Davis and Lincoln: Parting words they shared for our future
February 27th, 2011
Jefferson Davis and Abraham Lincoln confronted some of the most daunting challenges ever to face America. In a previous Examiner article, we acknowledged some of the things they had in common, perhaps trivial when we recognize their leadership of the opposing forces in our nation’s deadliest war. A war that left the South devastated … tens of thousands impoverished … and 620,000 Americans dead.
What can we say of all this now?
In the aftermath of the world’s deadliest war, Winston Churchill, a well-read student of history with an English father and an American mother, voiced his concerns—and advice—in a speech at Zurich University, in Zurich, Switzerland on September 19, 1946.
We must all turn our backs upon the horrors of the past. We must look to the future. We cannot afford to drag forward across the years that are to come the hatreds and revenges which have sprung from the injuries of the past.
From their unique perspectives as presidents of the United States and Confederate States, respectively—and yes, for our benefit—Lincoln and Davis reflected on the tragic course of events in their own time and bequeathed to the rest of us rather remarkable…and very similar…sentiments.
With malice toward none; with charity for all; with firmness in the right, as God gives us to see the right, let us…bind up the nation’s wounds;…and do all which may achieve and cherish a just, and a lasting peace, among ourselves, and with all nations.
Lincoln spoke these words on March 4, 1865, in his Second Inaugural address. He had just six weeks to live.

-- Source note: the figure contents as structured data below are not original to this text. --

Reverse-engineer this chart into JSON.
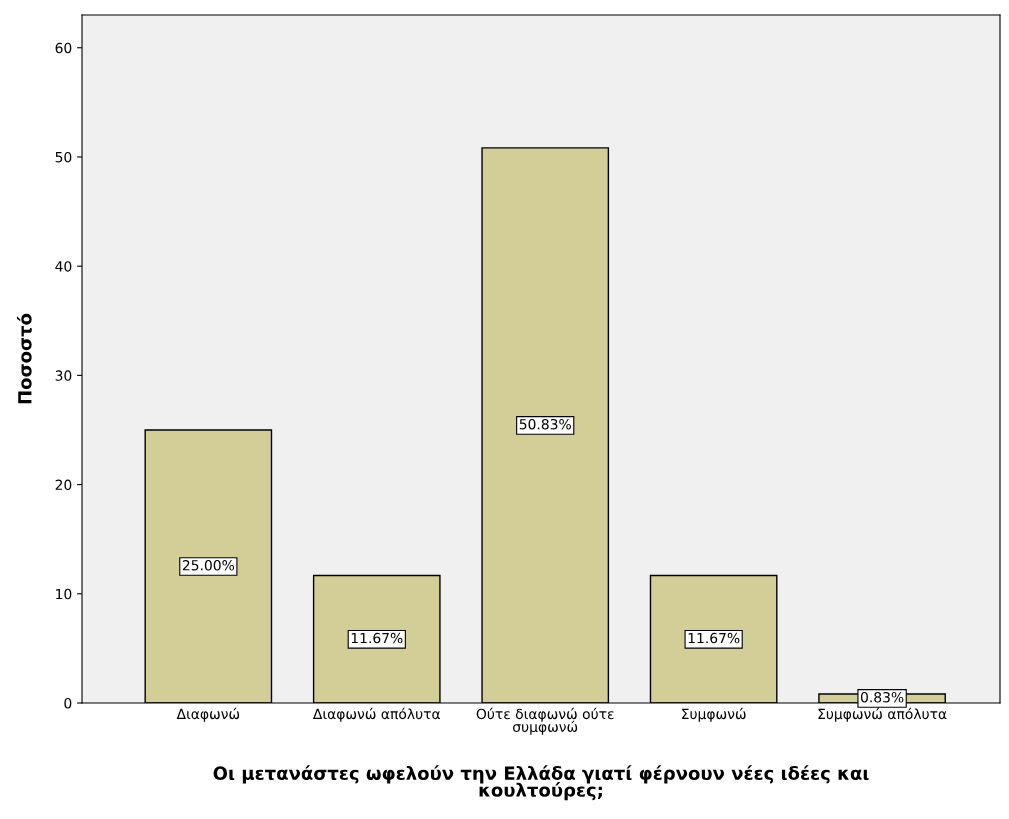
{
  "chart_data": {
    "type": "bar",
    "xlabel": "Οι μετανάστες ωφελούν την Ελλάδα γιατί φέρνουν νέες ιδέες και\nκουλτούρες;",
    "ylabel": "Ποσοστό",
    "categories": [
      "Διαφωνώ",
      "Διαφωνώ απόλυτα",
      "Ούτε διαφωνώ ούτε\nσυμφωνώ",
      "Συμφωνώ",
      "Συμφωνώ απόλυτα"
    ],
    "values": [
      25.0,
      11.67,
      50.83,
      11.67,
      0.83
    ],
    "value_labels": [
      "25.00%",
      "11.67%",
      "50.83%",
      "11.67%",
      "0.83%"
    ],
    "color": "#d3ce97",
    "ylim": [
      0,
      63
    ],
    "yticks": [
      0,
      10,
      20,
      30,
      40,
      50,
      60
    ],
    "grid": false,
    "legend": false
  }
}
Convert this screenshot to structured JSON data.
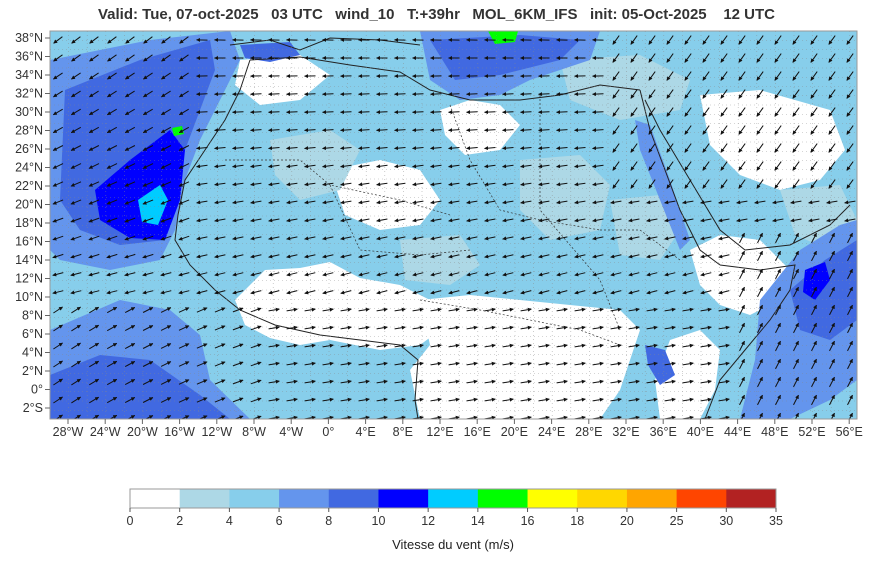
{
  "title": "Valid: Tue, 07-oct-2025   03 UTC   wind_10   T:+39hr   MOL_6KM_IFS   init: 05-Oct-2025    12 UTC",
  "map": {
    "lat_labels": [
      "38°N",
      "36°N",
      "34°N",
      "32°N",
      "30°N",
      "28°N",
      "26°N",
      "24°N",
      "22°N",
      "20°N",
      "18°N",
      "16°N",
      "14°N",
      "12°N",
      "10°N",
      "8°N",
      "6°N",
      "4°N",
      "2°N",
      "0°",
      "2°S"
    ],
    "lon_labels": [
      "28°W",
      "24°W",
      "20°W",
      "16°W",
      "12°W",
      "8°W",
      "4°W",
      "0°",
      "4°E",
      "8°E",
      "12°E",
      "16°E",
      "20°E",
      "24°E",
      "28°E",
      "32°E",
      "36°E",
      "40°E",
      "44°E",
      "48°E",
      "52°E",
      "56°E"
    ],
    "colors": {
      "land_calm": "#ffffff",
      "wind_2_4": "#add8e6",
      "wind_4_6": "#87ceeb",
      "wind_6_8": "#6495ed",
      "wind_8_10": "#4169e1",
      "wind_10_12": "#0000ff",
      "wind_12_14": "#00ccff",
      "wind_14_16": "#00ff00"
    }
  },
  "colorbar": {
    "ticks": [
      "0",
      "2",
      "4",
      "6",
      "8",
      "10",
      "12",
      "14",
      "16",
      "18",
      "20",
      "25",
      "30",
      "35"
    ],
    "colors": [
      "#ffffff",
      "#add8e6",
      "#87ceeb",
      "#6495ed",
      "#4169e1",
      "#0000ff",
      "#00ccff",
      "#00ff00",
      "#ffff00",
      "#ffd700",
      "#ffa500",
      "#ff4500",
      "#b22222"
    ],
    "label": "Vitesse du vent (m/s)"
  }
}
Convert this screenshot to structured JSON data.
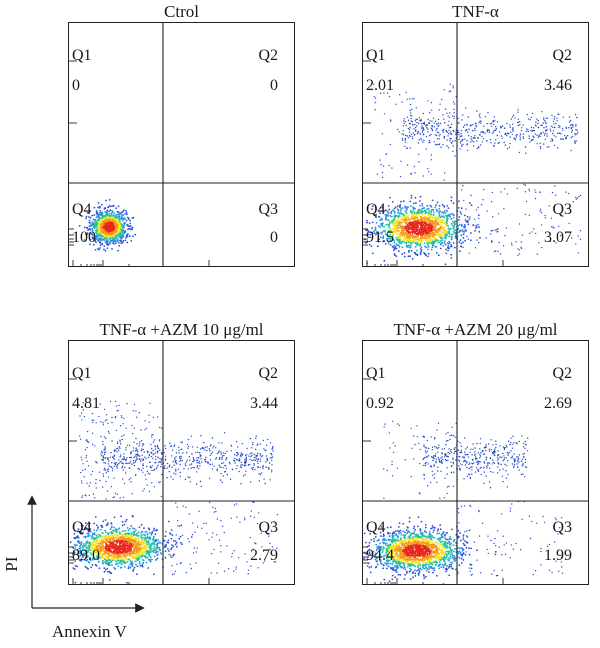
{
  "chart_data": [
    {
      "type": "scatter",
      "title": "Ctrol",
      "quadrants": {
        "Q1": {
          "label": "Q1",
          "value": "0"
        },
        "Q2": {
          "label": "Q2",
          "value": "0"
        },
        "Q3": {
          "label": "Q3",
          "value": "0"
        },
        "Q4": {
          "label": "Q4",
          "value": "100"
        }
      }
    },
    {
      "type": "scatter",
      "title": "TNF-α",
      "quadrants": {
        "Q1": {
          "label": "Q1",
          "value": "2.01"
        },
        "Q2": {
          "label": "Q2",
          "value": "3.46"
        },
        "Q3": {
          "label": "Q3",
          "value": "3.07"
        },
        "Q4": {
          "label": "Q4",
          "value": "91.5"
        }
      }
    },
    {
      "type": "scatter",
      "title": "TNF-α +AZM 10 μg/ml",
      "quadrants": {
        "Q1": {
          "label": "Q1",
          "value": "4.81"
        },
        "Q2": {
          "label": "Q2",
          "value": "3.44"
        },
        "Q3": {
          "label": "Q3",
          "value": "2.79"
        },
        "Q4": {
          "label": "Q4",
          "value": "89.0"
        }
      }
    },
    {
      "type": "scatter",
      "title": "TNF-α +AZM 20 μg/ml",
      "quadrants": {
        "Q1": {
          "label": "Q1",
          "value": "0.92"
        },
        "Q2": {
          "label": "Q2",
          "value": "2.69"
        },
        "Q3": {
          "label": "Q3",
          "value": "1.99"
        },
        "Q4": {
          "label": "Q4",
          "value": "94.4"
        }
      }
    }
  ],
  "axes": {
    "xlabel": "Annexin V",
    "ylabel": "PI"
  },
  "colors": {
    "density_low": "#2a4fd6",
    "density_mid": "#1fc4a8",
    "density_high": "#f7e21b",
    "density_peak": "#e8261c",
    "frame": "#222222"
  }
}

In March of 1888, in what is considered one of his final public statements, Jefferson Davis addressed a group of young men in Mississippi. He had but twenty months to live.
The past is dead; let it bury its dead, its hopes and its aspirations. Before you lies the future—a future full of golden promise; a future of expanding national glory, before which all the world shall stand amazed. Let me beseech you to lay aside all rancor, all bitter sectional feeling, and to take your places in the ranks of those who will bring about a consummation devoutly to be wished—a reunited country.